Why so cranky, celebs? Some of our favorite divas are not feeling the love this week. Whether it's over contractual agreements or family feuds, these girls don't seem to have been getting their usual dose of uppers.
What would life be like if there was a week without Britney and one of her issues? Although she's managed to keep her clothes on, stay out of rehab and hasn't gotten knocked up lately, she has still managed to rock the boat with a little scandal.
Recently, Spears fired her longtime manager Larry Rudolph because she was supposedly angry about being forced into rehab by him and her parents. Her father, Jamie Spears, has taken the most adult approach possible by an sending e-mail to Page Six siding with Rudolph.
"She was out of control," he said. "Larry was the one chosen by the team to roll up his sleeves and deliver the message, to help save her life. Unfortunately, she blames him and her family for where she is at today with her kids and career."
You know you're making some bad decisions when your own father can't tell you to your face, but can whip up an e-mail to a tabloid rag about how much you suck. Maybe Brit should evaluate her life BL and AL- Before Larry and After Larry. Before Larry, Britney had four number one albums, multiple endorsement deals and a smoking hot bod. After Larry she's got two babies, a $13 million richer ex-husband and one bald head.

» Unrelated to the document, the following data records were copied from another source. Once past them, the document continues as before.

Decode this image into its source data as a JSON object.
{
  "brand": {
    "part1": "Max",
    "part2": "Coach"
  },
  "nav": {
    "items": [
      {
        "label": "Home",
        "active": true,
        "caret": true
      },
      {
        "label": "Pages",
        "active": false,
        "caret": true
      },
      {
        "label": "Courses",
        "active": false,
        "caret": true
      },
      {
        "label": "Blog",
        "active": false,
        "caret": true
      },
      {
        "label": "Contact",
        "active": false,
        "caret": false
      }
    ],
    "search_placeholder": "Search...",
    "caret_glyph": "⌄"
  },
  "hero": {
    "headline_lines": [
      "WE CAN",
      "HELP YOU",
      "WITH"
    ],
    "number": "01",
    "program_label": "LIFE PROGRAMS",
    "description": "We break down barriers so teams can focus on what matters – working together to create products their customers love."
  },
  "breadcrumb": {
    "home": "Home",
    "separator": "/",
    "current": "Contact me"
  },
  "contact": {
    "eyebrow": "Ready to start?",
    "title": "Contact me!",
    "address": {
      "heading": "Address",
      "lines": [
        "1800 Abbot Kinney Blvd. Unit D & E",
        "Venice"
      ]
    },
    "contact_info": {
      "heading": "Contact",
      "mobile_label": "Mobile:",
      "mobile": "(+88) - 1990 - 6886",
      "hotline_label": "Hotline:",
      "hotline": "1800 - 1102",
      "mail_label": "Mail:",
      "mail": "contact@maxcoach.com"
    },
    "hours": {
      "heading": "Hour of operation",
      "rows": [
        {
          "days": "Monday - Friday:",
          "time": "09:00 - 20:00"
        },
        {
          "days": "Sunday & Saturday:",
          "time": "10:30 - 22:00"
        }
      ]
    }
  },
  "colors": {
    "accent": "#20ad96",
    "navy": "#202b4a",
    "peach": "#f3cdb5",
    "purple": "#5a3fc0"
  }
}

Why is she blaming everything on Larry anyway? Isn't one of the perks of divorcing K-Fed being able to blame any future bad decisions on him? Flashed your lady parts to the world? It's Kevin Federline's fault. Developed a drinking problem? K-Fed drove you to the bottle. Forgot to make the bed? Fed-Ex wouldn't get out of it. See? It's easy.
So who else is being a party pooper? Ugly Betty's America Ferrera has expressed zero interest in reprising her role in the sequel to The Sisterhood of the Traveling Pants. The award-winning actress supposedly has a sequel option that she is now attempting to negotiate in her contract.
Don't burn your bridges, Betty. In a few years, when everyone's tired of the braces and big glasses on a pretty girl shtick, you may want to make sure those pants still fit.
In happier news, the Spice Girls have finally had that highly anticipated reunion. No, they're not cutting a new album. Four out of the five Spices got together across the pond for Geri Halliwell's daughter Bluebell Madonna's christening. No comment is even necessary with a name like that. Melanie Brown was absent, as she was back in the States still trying to find herself a baby daddy.
What is it about Spice Girls not being able to hold on to a man? As it happens, Geri's baby's daddy was also M.I.A. from his daughter's ceremony.
Seeing the girls together makes it seems like old times again. Most of the girls still look like they did ten years ago when they were actually popular. Ginger is still wearing inappropriate clothing to fancy events. Posh is still looks angry and malnourished. Baby is still the curvier of the bunch (she's pregnant so I guess she has an excuse.) And of course, Sport still looks out of place next to the rest of them. Ah, memories.